Selling Naked Puts: Bad for Your Portfolio?

Maybe so, according to Steven Sears of Barron’s. He put out a piece last week on options strategies and how retail investors can be duped into risky strategies by shucksters. One of the strategies he implicitly poo-poohs is selling naked puts:

“It gets better. He said he even heard one claim a few years ago that investors could make 16% a month selling “naked options,” or contracts without an associated stock.The name of the educators that make these claims is not important…”

While I have not talked about it in the past, any reader perusing my portfolio will notice a fair amount of naked put positions. It is my assertion that a naked put component combined with a value-investing perspective and fairly rigorous research is a HIGHLY EFFECTIVE AND PROFITABLE STRATEGY which can be implemented easily by the small retail investor to smooth out the returns generated in a portfolio.

This component of my portfolio averages an annualized 30% return over a holding period of 76 days and I have not yet had a stock put to me, even when I wanted it (HRZ). There are definite risks and drawbacks to this strategy (as with anything), but considering that I implemented this strategy in Sept 2007 and the extreme market volatility (well, mostly down) since then, I have concluded that this strategy is sound if implemented with the correct attitude toward risk and with the proper research. Keep in mind, though, there are definite risks and drawbacks to this strategy (as with anything).

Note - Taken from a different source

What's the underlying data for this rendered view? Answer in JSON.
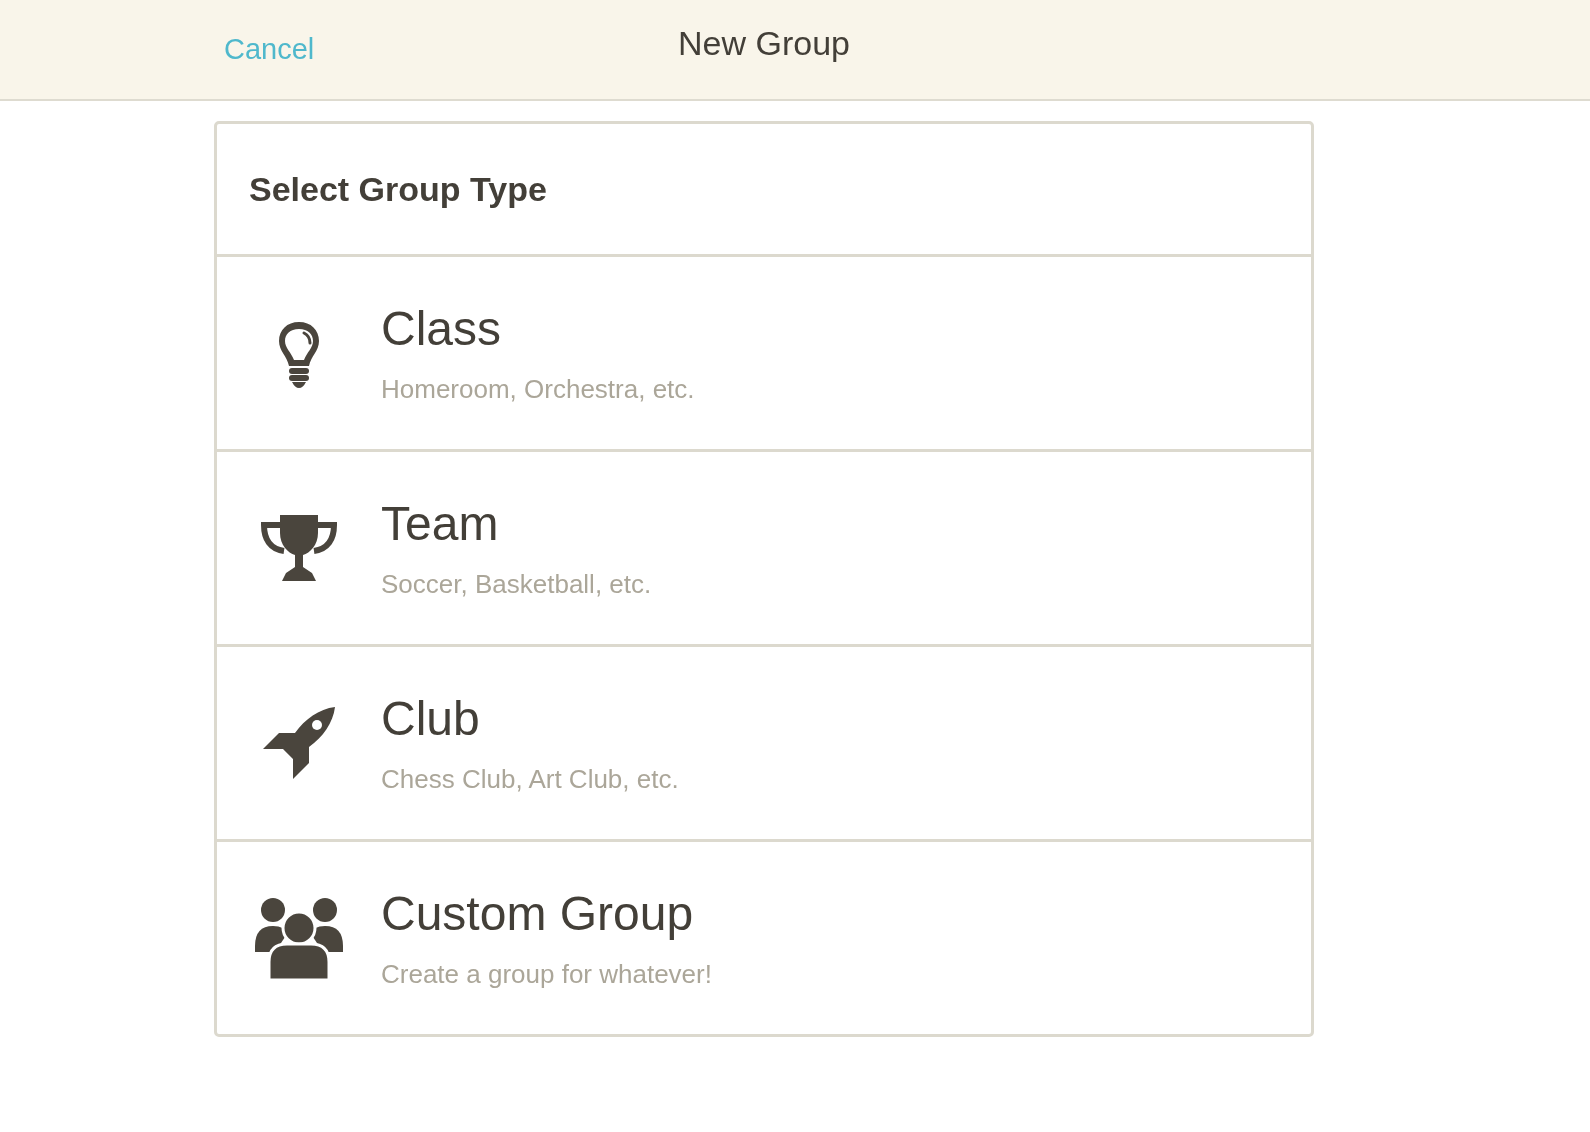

I will probably go into this strategy in more detail at a later date but until then, remember that what works for me might not work for you and vice versa. But don’t accept blanket generalizations by supposed experts as gospel (ie. selling naked puts is bad or SPACs are fraud vehicles, etc.). Few things in life are that black & white. Consult a financial advisor if you think you need the help and as always, YMMV.